To create AI systems that can effectively collaborate with humans, having a solid model of human behavior is crucial. However, humans often make suboptimal decisions due to computational limitations.
The irrationality in human behavior, stemming from these constraints, is challenging to model. Humans cannot spend an extensive amount of time deliberating on a single problem.
Researchers from MIT and the University of Washington have developed a method to model the behavior of agents, whether human or machine, by considering the unknown computational constraints that may hinder their problem-solving abilities.
Their model can deduce an agent’s computational constraints by observing a few traces of their past actions. This information, known as the agent’s “inference budget,” can be used to predict their future behavior.
In a recent paper, the researchers demonstrate how their approach can infer someone’s navigation goals based on previous routes and forecast players’ next moves in chess games. Their technique either matches or surpasses another popular method for modeling this type of decision-making.
Ultimately, this research could aid in teaching AI systems how humans behave, enabling them to better interact with human partners. Understanding human behavior and inferring their goals from that behavior could enhance the usefulness of AI assistants, according to lead author Athul Paul Jacob, a graduate student in electrical engineering and computer science (EECS).
Jacob collaborated with Abhishek Gupta, assistant professor at the University of Washington, and senior author Jacob Andreas, an associate professor in EECS and a member of the Computer Science and Artificial Intelligence Laboratory (CSAIL). The findings will be presented at the International Conference on Learning Representations.
Modeling Human Behavior
Researchers have been developing computational models of human behavior for many years. Previous approaches often introduce noise to account for suboptimal decision-making. Instead of always selecting the correct option, the model might have the agent choose the right choice 95 percent of the time.

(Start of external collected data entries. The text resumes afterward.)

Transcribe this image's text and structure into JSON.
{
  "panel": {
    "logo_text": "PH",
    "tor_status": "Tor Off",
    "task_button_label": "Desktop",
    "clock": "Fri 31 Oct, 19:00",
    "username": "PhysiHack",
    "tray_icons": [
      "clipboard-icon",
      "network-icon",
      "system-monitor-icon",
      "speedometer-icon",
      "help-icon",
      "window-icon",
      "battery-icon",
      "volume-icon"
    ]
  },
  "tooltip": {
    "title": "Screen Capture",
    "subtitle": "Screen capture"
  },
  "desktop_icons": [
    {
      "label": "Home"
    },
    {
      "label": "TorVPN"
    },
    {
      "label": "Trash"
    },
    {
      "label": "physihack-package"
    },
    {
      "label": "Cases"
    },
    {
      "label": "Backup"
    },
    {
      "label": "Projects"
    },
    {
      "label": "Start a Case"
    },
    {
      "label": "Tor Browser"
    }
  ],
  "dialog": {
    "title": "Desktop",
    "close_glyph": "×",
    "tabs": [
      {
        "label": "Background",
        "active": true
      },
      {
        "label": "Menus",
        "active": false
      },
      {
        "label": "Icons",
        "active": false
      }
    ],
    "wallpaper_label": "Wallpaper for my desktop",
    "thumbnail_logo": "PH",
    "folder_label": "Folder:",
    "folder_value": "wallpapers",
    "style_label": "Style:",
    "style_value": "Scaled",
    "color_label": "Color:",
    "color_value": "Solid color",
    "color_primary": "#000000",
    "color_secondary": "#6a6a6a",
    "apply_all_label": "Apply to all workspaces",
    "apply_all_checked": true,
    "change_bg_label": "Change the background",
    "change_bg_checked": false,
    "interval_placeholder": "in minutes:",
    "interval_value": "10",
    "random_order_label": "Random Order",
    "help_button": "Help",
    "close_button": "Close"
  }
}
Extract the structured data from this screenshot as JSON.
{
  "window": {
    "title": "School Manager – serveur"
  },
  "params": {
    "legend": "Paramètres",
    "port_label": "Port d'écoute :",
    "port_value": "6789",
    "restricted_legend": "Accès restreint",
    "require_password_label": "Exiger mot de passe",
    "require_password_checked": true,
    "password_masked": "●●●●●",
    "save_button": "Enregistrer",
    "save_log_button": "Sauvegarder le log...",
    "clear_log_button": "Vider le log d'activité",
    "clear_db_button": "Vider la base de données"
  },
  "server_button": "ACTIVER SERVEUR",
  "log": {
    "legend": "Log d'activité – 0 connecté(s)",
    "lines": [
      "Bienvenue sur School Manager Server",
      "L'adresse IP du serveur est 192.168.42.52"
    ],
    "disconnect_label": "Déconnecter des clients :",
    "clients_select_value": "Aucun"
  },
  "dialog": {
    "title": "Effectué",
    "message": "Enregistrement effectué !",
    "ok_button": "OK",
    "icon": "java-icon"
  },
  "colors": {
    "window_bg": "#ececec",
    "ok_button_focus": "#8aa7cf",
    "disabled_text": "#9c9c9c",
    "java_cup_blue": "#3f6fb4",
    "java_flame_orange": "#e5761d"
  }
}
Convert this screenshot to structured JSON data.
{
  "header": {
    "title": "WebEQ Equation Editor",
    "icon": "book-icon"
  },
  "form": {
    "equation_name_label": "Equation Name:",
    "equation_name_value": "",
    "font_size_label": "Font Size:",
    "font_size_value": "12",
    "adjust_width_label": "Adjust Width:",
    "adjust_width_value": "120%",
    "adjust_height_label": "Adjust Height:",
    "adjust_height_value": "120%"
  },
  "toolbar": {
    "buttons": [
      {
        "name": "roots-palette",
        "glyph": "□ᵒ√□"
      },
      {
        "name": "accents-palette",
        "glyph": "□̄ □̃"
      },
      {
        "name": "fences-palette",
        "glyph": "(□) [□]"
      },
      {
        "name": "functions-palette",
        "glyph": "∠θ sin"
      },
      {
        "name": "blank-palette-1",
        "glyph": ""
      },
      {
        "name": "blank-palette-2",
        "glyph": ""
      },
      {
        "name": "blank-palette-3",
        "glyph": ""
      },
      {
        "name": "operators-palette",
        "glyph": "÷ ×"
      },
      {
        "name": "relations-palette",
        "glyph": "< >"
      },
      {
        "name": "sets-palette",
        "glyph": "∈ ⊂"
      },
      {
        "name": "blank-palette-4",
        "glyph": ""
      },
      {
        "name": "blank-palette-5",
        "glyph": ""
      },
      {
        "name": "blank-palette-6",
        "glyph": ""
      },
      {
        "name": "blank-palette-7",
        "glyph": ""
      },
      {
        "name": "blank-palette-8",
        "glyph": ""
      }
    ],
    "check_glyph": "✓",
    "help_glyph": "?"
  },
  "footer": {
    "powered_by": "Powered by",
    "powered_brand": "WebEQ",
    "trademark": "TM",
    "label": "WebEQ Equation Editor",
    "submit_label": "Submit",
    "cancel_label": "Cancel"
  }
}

However, these methods may fail to capture the variability in human suboptimal behavior.
At MIT, other researchers have explored more effective ways to plan and infer goals despite suboptimal decision-making.
To construct their model, Jacob and his team drew inspiration from studies on chess players. They observed that players spend less time deliberating before making simple moves and that stronger players invest more time in planning during challenging matches.
“Ultimately, we found that the depth of planning, or the time someone spends thinking about the problem, is a reliable indicator of human behavior,” Jacob explains.
They developed a framework that could determine an agent’s planning depth from past actions and use that information to model the agent’s decision-making process.
The first step involves running an algorithm for a specific period to solve the problem under study. For example, in a chess match, the researchers might allow the chess-playing algorithm to run for a set number of steps. They can then analyze the decisions made at each step.
The model compares these decisions with the behaviors of an agent solving the same problem, identifying where the agent ceased planning.
From this, the model can establish the agent’s inference budget, or how long they will plan for the problem. This inference budget can predict how the agent would respond to a similar problem.
An Interpretable Approach
This method is efficient as it allows researchers to access the algorithm’s full set of decisions without additional effort. The framework can be applied to any problem solvable with a specific class of algorithms.
“What struck me the most was the interpretability of this inference budget. It indicates that more challenging problems require more planning, and stronger players plan for longer. Initially, we didn’t expect our algorithm to naturally pick up on these behaviors,” Jacob notes.
The researchers tested their method in three different modeling tasks: inferring navigation goals from past routes, deducing someone’s communicative intent from verbal cues, and predicting subsequent moves in human-human chess matches.
In each experiment, their approach either matched or outperformed a popular alternative. Additionally, their model of human behavior correlated well with player skill levels (in chess matches) and task complexities.
Looking ahead, the researchers aim to apply this approach to model the planning process in other domains, like reinforcement learning (commonly used in robotics). Ultimately, they plan to continue building on this work to develop more effective AI collaborators.
This research received support from the MIT Schwarzman College of Computing Artificial Intelligence for Augmentation and Productivity program and the National Science Foundation.